Rafle du 12 juillet 1942

Le 12 juillet 1942 a lieu la 1° rafle dans l'Yonne. Les documents administratifs conservés aux Archives départementales permettent de retracer le déroulement des arrestations de juifs.

En juillet 1942, ce sont les juifs étrangers qui sont visés. On est frappé de constater à quel point la machine administrative a fonctionné avec efficacité pour parvenir aux objectifs qui lui étaient fixés : arrêter rapidement et discrètement les juifs étrangers du département, les interner puis les transférer vers le camp de Pithiviers. Aucune chance ne leur est laissée et ce n’est pas sans émotion que l’on découvre ces documents. Le 11 juillet 1942, le préfet régional adresse un télégramme « d’instructions impératives » au préfet de l'Yonne : « Tous les Juifs de 16 à 45 ans inclus des deux sexes de nationalité polonaise, tchécoslovaque, russe, allemande et précédemment autrichienne, grecque, yougoslave, norvégienne, hollandaise, belge, luxembourgeoise et apatride devront être immédiatement arrêtés et transférés dans le camp de concentration de Pithiviers. Juifs qui, de visu sont reconnus estropiés ainsi que Juifs vivant en mariage mixte devront pas être arrêtés. Stop. Arrestations devront être commencées rigoureusement le 12 juillet courant. Stop. Elles devront être intégralement exécutées le 13 juillet à 20 heures. Stop. Juifs arrêtés devront être livrés le 15 juillet à vingt heures dernier délai camp de concentration. Stop. »

Le préfet de l'Yonne donne alors ses ordres. Il écrit au sous-préfet de Sens : « Vous trouverez ci-joint la liste des personnes qui sont à arrêter par les soins de la police municipale. M. le Commandant de gendarmerie a reçu directement la liste de celles résidant dans votre arrondissement et qui seront arrêtées par les gendarmes. (…) Les arrestations devraient commencer demain matin à la première heure (...) J'attire votre attention sur le fait que les juifs dont le conjoint est aryen ne devraient pas être arrêtés. (…) Lorsque les intéressés ne pourront fournir la preuve de leur « mariage mixte », il y aura lieu de procéder à leur arrestation, leurs cas devront être éclaircis ultérieurement. Aucun enfant n'ayant pas atteint l'âge de seize ans ne pourra suivre ses parents. Les enfants devront être confiés à des membres de leur famille acceptant de les garder. »

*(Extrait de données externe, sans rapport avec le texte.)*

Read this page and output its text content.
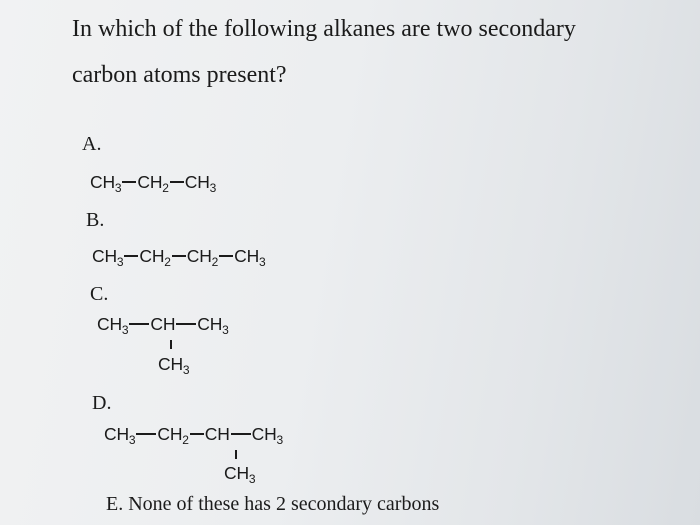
In which of the following alkanes are two secondary

carbon atoms present?

A.
$CH_3$ $CH_2$ $CH_3$
B.
$CH_3$ $CH_2$ $CH_2$ $CH_3$
C.
$CH_3$ CH $CH_3$
$CH_3$
D.
$CH_3$ $CH_2$ CH $CH_3$
$CH_3$
E. None of these has 2 secondary carbons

Le commandant de la Compagnie de gendarmerie de l'Yonne s’adresse aux gendarmeries locales des « Instructions de détail sur les modalités des arrestations à effectuer » : « Ne pas arrêter les juifs qui, de visu, sont estropiés. (…) Ne pas arrêter les juifs vivant en mariage mixte c'est à dire comportant un conjoint marié avec un aryen français. Toutefois, plusieurs cas douteux sont signalés. S'il n'est pas présenté de preuves formelles du mariage mixte, arrêter. On relâchera ensuite s'il y a lieu, après vérification(...) Les locaux abandonnés par les juifs propriétaires ou locataires arrêtés seront immédiatement fermés ; les clés retirées et remises (…) au juge de paix chargé de poser les scellés. (...) Rendre compte, par téléphone, dès l'exécution terminée. Me soumettre toute difficulté de même, par téléphone, mais faire montre de la plus grande discrétion. »

Les enfants de moins de seize ans ne sont pas déportés avec leurs parents. On autorise des voisins ou des membres de la famille à les garder à la condition que leurs parents les leur confie. On retrouve aux Archives de l'Yonne des morceaux de papier sur lesquels les parents écrivirent rapidement les quelques mots qui, pensaient-ils, allaient assurer la sécurité de leurs enfants : « Je soussigné, Joseph P. déclare confier mes enfants Léon 9 ans et Roger 5 ans à Madame T. ma propriétaire habitant 7 rue des Consuls à Auxerre, et donne décharge à l'autorité Française de toutes responsabilités à cet égard. Auxerre, le 13 juillet 1942 ».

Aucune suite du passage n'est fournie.